Congo, agguato al procuratore del caso Attanasio
Congo, agguato sulla strada dove sono morti l’ambasciatore e il carabiniere Iacovacci. «Soldati in abiti civili»
Sulle alture del Kivu, poco lontano da dove sono stati uccisi Attanasio, Iacovacci e l’autista, è stato assassinato martedì sera uno dei magistrati che indagano sulla morte dell’ambasciatore.
Dicono i congolesi: ma quale eliminazione, quel giudice è stato ucciso in una delle tante sparatorie tra militari rivali. Dice il governo italiano: comunque sia, questa è una morte che non deve fermare le indagini sull’assassinio del nostro ambasciatore. Sulle alture del Nord Kivu, regione di genocidi infiniti, poco lontano dal luogo in cui sono stati uccisi il 22 febbraio Luca Attanasio, il carabiniere Vittorio Iacovacci e il loro autista, Mustafa Milambo, proprio lì martedì sera è stato assassinato uno dei magistrati che indagano sull’agguato al diplomatico italiano. Il maggiore William Mwilanya Asani, revisore dei conti alla Procura militare di Rutshuru, è morto mentre tornava da Goma e da una settimana d’incontri con altri investigatori congolesi. Il suo convoglio, scortato dal colonnello Polydor Lumbu del contingente 3409 delle Fadrc, le forze armate, stava percorrendo al buio la strada verso Kaunga ed era arrivato all’altezza del villaggio di Katale, 20 chilometri dal luogo dell’assassinio d’Attanasio. Asani è morto all’istante, il colonnello Lumbu è ricoverato per ferite gravi.

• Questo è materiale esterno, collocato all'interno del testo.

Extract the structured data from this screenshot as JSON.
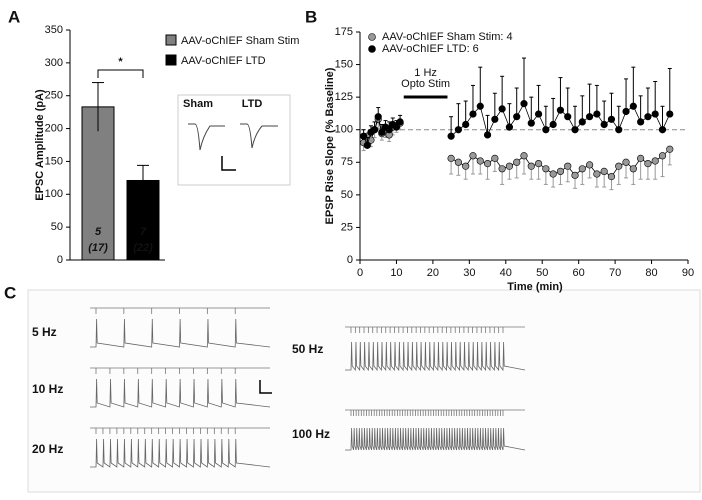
{
  "chart_data": [
    {
      "type": "bar",
      "panel": "A",
      "ylabel": "EPSC Amplitude (pA)",
      "categories": [
        null,
        null
      ],
      "series": [
        {
          "name": "AAV-oChIEF Sham Stim",
          "color": "#808080"
        },
        {
          "name": "AAV-oChIEF LTD",
          "color": "#000000"
        }
      ],
      "values": [
        233,
        121
      ],
      "errors": [
        37,
        23
      ],
      "n_labels": [
        [
          "5",
          "(17)"
        ],
        [
          "7",
          "(22)"
        ]
      ],
      "significance": "*",
      "inset_labels": [
        "Sham",
        "LTD"
      ],
      "ylim": [
        0,
        350
      ],
      "yticks": [
        0,
        50,
        100,
        150,
        200,
        250,
        300,
        350
      ]
    },
    {
      "type": "line",
      "panel": "B",
      "ylabel": "EPSP Rise Slope (% Baseline)",
      "xlabel": "Time  (min)",
      "x": [
        1,
        2,
        3,
        4,
        5,
        6,
        7,
        8,
        9,
        10,
        11,
        25,
        27,
        29,
        31,
        33,
        35,
        37,
        39,
        41,
        43,
        45,
        47,
        49,
        51,
        53,
        55,
        57,
        59,
        61,
        63,
        65,
        67,
        69,
        71,
        73,
        75,
        77,
        79,
        81,
        83,
        85
      ],
      "series": [
        {
          "name": "AAV-oChIEF Sham Stim: 4",
          "color": "#999999",
          "error_direction": "down",
          "values": [
            90,
            95,
            92,
            100,
            108,
            97,
            100,
            96,
            102,
            103,
            105,
            78,
            75,
            72,
            80,
            76,
            74,
            78,
            70,
            72,
            75,
            80,
            72,
            74,
            70,
            66,
            68,
            72,
            65,
            70,
            73,
            66,
            68,
            64,
            72,
            75,
            70,
            78,
            74,
            76,
            80,
            85
          ],
          "errors": [
            6,
            8,
            5,
            6,
            7,
            5,
            6,
            5,
            6,
            5,
            5,
            12,
            10,
            10,
            14,
            10,
            12,
            10,
            12,
            10,
            12,
            14,
            10,
            12,
            12,
            10,
            10,
            12,
            10,
            12,
            10,
            10,
            12,
            10,
            14,
            12,
            12,
            16,
            12,
            14,
            16,
            12
          ]
        },
        {
          "name": "AAV-oChIEF LTD: 6",
          "color": "#000000",
          "error_direction": "up",
          "values": [
            95,
            88,
            98,
            100,
            110,
            98,
            102,
            100,
            104,
            102,
            106,
            95,
            100,
            104,
            112,
            118,
            96,
            108,
            116,
            102,
            110,
            120,
            105,
            112,
            100,
            104,
            115,
            110,
            100,
            106,
            110,
            112,
            104,
            108,
            100,
            114,
            118,
            106,
            110,
            112,
            100,
            112
          ],
          "errors": [
            5,
            6,
            5,
            6,
            7,
            6,
            5,
            6,
            5,
            5,
            5,
            15,
            20,
            18,
            22,
            30,
            15,
            20,
            25,
            18,
            22,
            35,
            20,
            22,
            18,
            20,
            25,
            22,
            18,
            20,
            25,
            22,
            18,
            20,
            18,
            25,
            30,
            20,
            22,
            25,
            18,
            35
          ]
        }
      ],
      "reference_line": 100,
      "annotation": {
        "text": [
          "1 Hz",
          "Opto Stim"
        ],
        "x": [
          12,
          24
        ]
      },
      "xlim": [
        0,
        90
      ],
      "xticks": [
        0,
        10,
        20,
        30,
        40,
        50,
        60,
        70,
        80,
        90
      ],
      "ylim": [
        0,
        175
      ],
      "yticks": [
        0,
        25,
        50,
        75,
        100,
        125,
        150,
        175
      ]
    },
    {
      "type": "traces",
      "panel": "C",
      "labels": [
        "5 Hz",
        "10 Hz",
        "20 Hz",
        "50 Hz",
        "100 Hz"
      ]
    }
  ]
}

Le indagini, fulminee, hanno stabilito che a sparare non sarebbero stati i «soliti» miliziani ruandesi delle Fdlr, accusati dal governo di qualsiasi delitto (compreso quello dell’ambasciatore). Stavolta l’agguato sarebbe stato teso da militari in abiti civili d’un altro contingente congolese, il 3416: «Avevano messo un posto di blocco sulla Rn2 — riferisce un portavoce della polizia —, quando hanno visto le jeep militari e hanno iniziato a sparare». I documenti trovati su uno degli assalitori, ucciso nello scambio di colpi, proverebbero dunque che c’entrano le rivalità fra soldati, piuttosto frequenti: un anno fa, sette militari furono uccisi da commilitoni mentre trasportavano 100mila dollari, destinati agli stipendi.
C’è da crederci? Un’ong locale molto informata, Cepadho, puntualizza scettica che «questo crimine è stato perpetrato da uomini armati, non identificati, uno dei quali è stato neutralizzato dalle Fadrc». «Le autorità congolesi impieghino tutte le risorse nelle indagini sull’uccisione d’Attanasio», è il mezzo no comment del governo italiano per bocca d’un suo sottosegretario, Stefania Pucciarelli.
Non è chiaro il ruolo del maggiore Assani nell’inchiesta. La Procura militare di Rutshuru è uno degli uffici incaricati d’investigare e poco trapela sulle milizie che nel Kivu si muovono pagate dallo stesso esercito.
A parole, solidarietà e collaborazione sono garantite: nelle ore dell’agguato ad Asani, a Kinshasa si celebrava in cattedrale una messa in suffragio e il presidente Tshisekedi incontrava il corpo diplomatico. Nella sostanza, sono pochi gli elementi forniti ai Ros inviati sul luogo. Tanto che in Procura a Roma non s’esclude di classificare il caso Attanasio come crimine di guerra, per poter indagare meglio chi finanzia, arma e dirige i gruppi armati nel Congo nordorientale.
L’agguato ad Asani è collegabile alle indagini che stava conducendo? «In Nord Kivu sono attive varie reti criminali legate ai militari», denuncia un attivista per i diritti umani, Jimmy Kamate Kighoma: difficile entrare nelle strategie legate agli attacchi. È anche per questo che le indagini italiane trovano un muro di gomma. «Se hanno avuto il coraggio d’uccidere un ambasciatore — dice Kighoma —, riuscite a immaginare che cosa fanno a noi cittadini?».